Vastissimo è il repertorio di idee contenuto nelle Lezioni, che nel profilo dato da
Crispini richiama direttamente gli impianti concettuali dell’indagine philosophique: «La
meccanica delle facoltà e la legge organica della mente; la filosofia sperimentale e la
fisica dell’uomo; storia naturale, storia ragionata e storia congetturale; le motivazioni
del giudizio storico; il vero, il probabile, la credenza; l’analisi; l’analogia, la
congettura, l’inferenza causale; la variazione e la uniformità della natura umana; la
storia fisiologica e le metamorfosi della natura organica; i gradi di sviluppo dell’umanità
e la quantità progressiva; l’avvenire e la perfettibilità; la società civile, il consenso e la
vita del corpo politico» (Ivi, p. 70).
Con le Lezioni sulla filosofia della storia, che coniugano i principi vichiani della
comprensione della storia umana, nei suoi scopi e nei suoi movimenti, col disegno
illuministico di una scienza dell’uomo, Salfi riesce a delineare «una epistemologia e
metodologia della conoscenza storica», un metodo di investigazione dell’agire dei
popoli e dei «corpi politici», delle nazioni e dei loro processi di miglioramento e
incivilimento (Polemiche sui principi dell’economia come scienza della società.

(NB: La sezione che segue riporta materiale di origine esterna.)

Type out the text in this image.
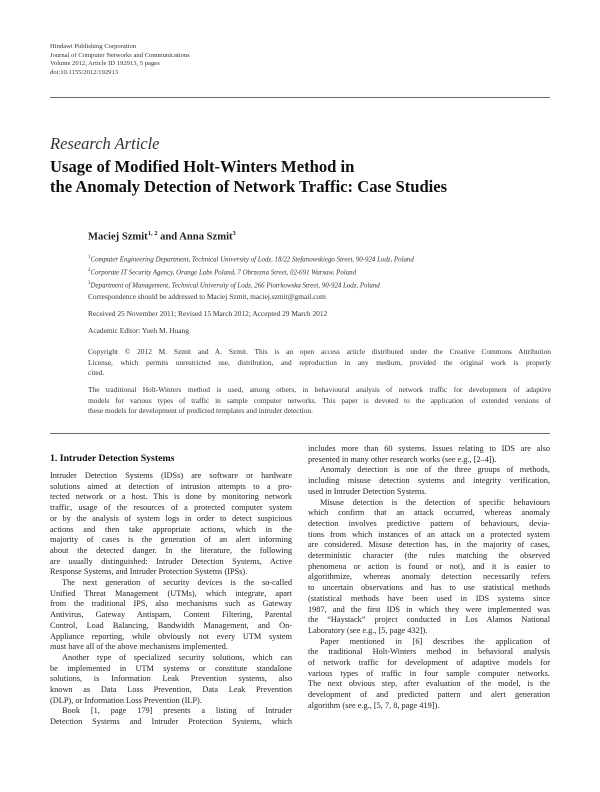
Hindawi Publishing Corporation
Journal of Computer Networks and Communications
Volume 2012, Article ID 192913, 5 pages
doi:10.1155/2012/192913
Research Article
Usage of Modified Holt-Winters Method in
the Anomaly Detection of Network Traffic: Case Studies
Maciej Szmit$^{1, 2}$ and Anna Szmit$^3$
$^1$Computer Engineering Department, Technical University of Lodz, 18/22 Stefanowskiego Street, 90-924 Lodz, Poland
$^2$Corporate IT Security Agency, Orange Labs Poland, 7 Obrzezna Street, 02-691 Warsaw, Poland
$^3$Department of Management, Technical University of Lodz, 266 Piotrkowska Street, 90-924 Lodz, Poland
Correspondence should be addressed to Maciej Szmit, maciej.szmit@gmail.com
Received 25 November 2011; Revised 15 March 2012; Accepted 29 March 2012
Academic Editor: Yueh M. Huang
Copyright © 2012 M. Szmit and A. Szmit. This is an open access article distributed under the Creative Commons Attribution
License, which permits unrestricted use, distribution, and reproduction in any medium, provided the original work is properly
cited.
The traditional Holt-Winters method is used, among others, in behavioural analysis of network traffic for development of adaptive
models for various types of traffic in sample computer networks. This paper is devoted to the application of extended versions of
these models for development of predicted templates and intruder detection.
1. Intruder Detection Systems
Intruder Detection Systems (IDSs) are software or hardware
solutions aimed at detection of intrusion attempts to a pro-
tected network or a host. This is done by monitoring network
traffic, usage of the resources of a protected computer system
or by the analysis of system logs in order to detect suspicious
actions and then take appropriate actions, which in the
majority of cases is the generation of an alert informing
about the detected danger. In the literature, the following
are usually distinguished: Intruder Detection Systems, Active
Response Systems, and Intruder Protection Systems (IPSs).
The next generation of security devices is the so-called
Unified Threat Management (UTMs), which integrate, apart
from the traditional IPS, also mechanisms such as Gateway
Antivirus, Gateway Antispam, Content Filtering, Parental
Control, Load Balancing, Bandwidth Management, and On-
Appliance reporting, while obviously not every UTM system
must have all of the above mechanisms implemented.
Another type of specialized security solutions, which can
be implemented in UTM systems or constitute standalone
solutions, is Information Leak Prevention systems, also
known as Data Loss Prevention, Data Leak Prevention
(DLP), or Information Loss Prevention (ILP).
Book [1, page 179] presents a listing of Intruder
Detection Systems and Intruder Protection Systems, which
includes more than 60 systems. Issues relating to IDS are also
presented in many other research works (see e.g., [2–4]).
Anomaly detection is one of the three groups of methods,
including misuse detection systems and integrity verification,
used in Intruder Detection Systems.
Misuse detection is the detection of specific behaviours
which confirm that an attack occurred, whereas anomaly
detection involves predictive pattern of behaviours, devia-
tions from which instances of an attack on a protected system
are considered. Misuse detection has, in the majority of cases,
deterministic character (the rules matching the observed
phenomena or action is found or not), and it is easier to
algorithmize, whereas anomaly detection necessarily refers
to uncertain observations and has to use statistical methods
(statistical methods have been used in IDS systems since
1987, and the first IDS in which they were implemented was
the “Haystack” project conducted in Los Alamos National
Laboratory (see e.g., [5, page 432]).
Paper mentioned in [6] describes the application of
the traditional Holt-Winters method in behavioral analysis
of network traffic for development of adaptive models for
various types of traffic in four sample computer networks.
The next obvious step, after evaluation of the model, is the
development of and predicted pattern and alert generation
algorithm (see e.g., [5, 7, 8, page 419]).
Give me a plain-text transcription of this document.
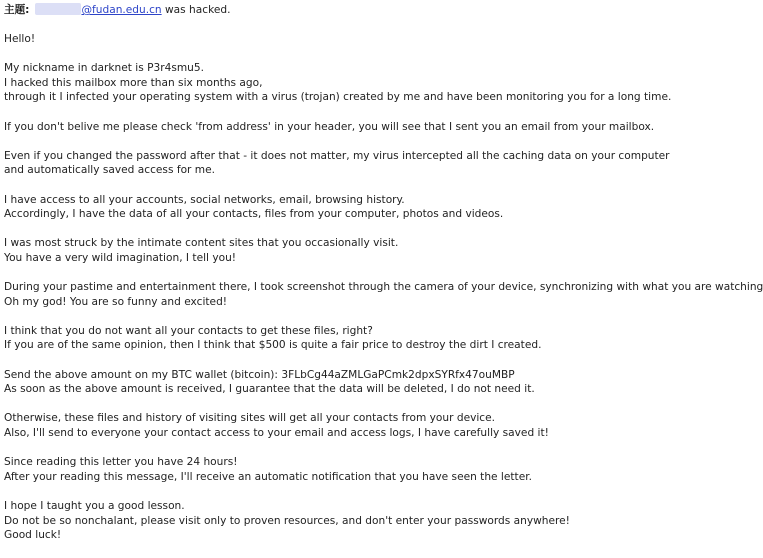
主题:	@fudan.edu.cn was hacked.
Hello!
My nickname in darknet is P3r4smu5.
I hacked this mailbox more than six months ago,
through it I infected your operating system with a virus (trojan) created by me and have been monitoring you for a long time.
If you don't belive me please check 'from address' in your header, you will see that I sent you an email from your mailbox.
Even if you changed the password after that - it does not matter, my virus intercepted all the caching data on your computer
and automatically saved access for me.
I have access to all your accounts, social networks, email, browsing history.
Accordingly, I have the data of all your contacts, files from your computer, photos and videos.
I was most struck by the intimate content sites that you occasionally visit.
You have a very wild imagination, I tell you!
During your pastime and entertainment there, I took screenshot through the camera of your device, synchronizing with what you are watching
Oh my god! You are so funny and excited!
I think that you do not want all your contacts to get these files, right?
If you are of the same opinion, then I think that $500 is quite a fair price to destroy the dirt I created.
Send the above amount on my BTC wallet (bitcoin): 3FLbCg44aZMLGaPCmk2dpxSYRfx47ouMBP
As soon as the above amount is received, I guarantee that the data will be deleted, I do not need it.
Otherwise, these files and history of visiting sites will get all your contacts from your device.
Also, I'll send to everyone your contact access to your email and access logs, I have carefully saved it!
Since reading this letter you have 24 hours!
After your reading this message, I'll receive an automatic notification that you have seen the letter.
I hope I taught you a good lesson.
Do not be so nonchalant, please visit only to proven resources, and don't enter your passwords anywhere!
Good luck!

Di
alcune lettere di Jan-Baptiste Say a F. S. Salfi, p. 89). Il tentativo di Salfi non è altro
che quello di svolgere le implicazioni interne del nesso vichiano “verum-factum” e di
«esperire le condizioni di accertamento del “factum”, della sua entità, realtà, probabilità,
della sua appartenenza alla “tradizione”», che è essa stessa un fatto e che, come tale,
nelle parole di Salfi, «può farci conoscere il carattere delle nazioni e de’ secoli» (Storia
e scienze morali in Salfi, p. 51).
Nelle Lezioni salfiane Crispini rintraccia anche una prosecuzione dell’ideale
baconiano della filosofia sperimentale, intesa come analisi e calcolo delle esperienze.
Dalle lucide riflessioni e dalle rigorose analisi ricostruttive degli aspetti più vitali
del pensiero salfiano, anche alla luce della continuità temporale con cui sono state
proposte, si può in tutta tranquillità affermare che Crispini è l’unico studioso ad avere
seriamente rivolto, dagli anni ottanta del secolo scorso sino ad oggi, una particolare
attenzione verso un intellettuale che da più punti di vista (letterario, filosofico, politico e
antropologico) può essere considerato come una delle figure di maggiore spessore nella
«geografia» dell’illuminismo meridionale.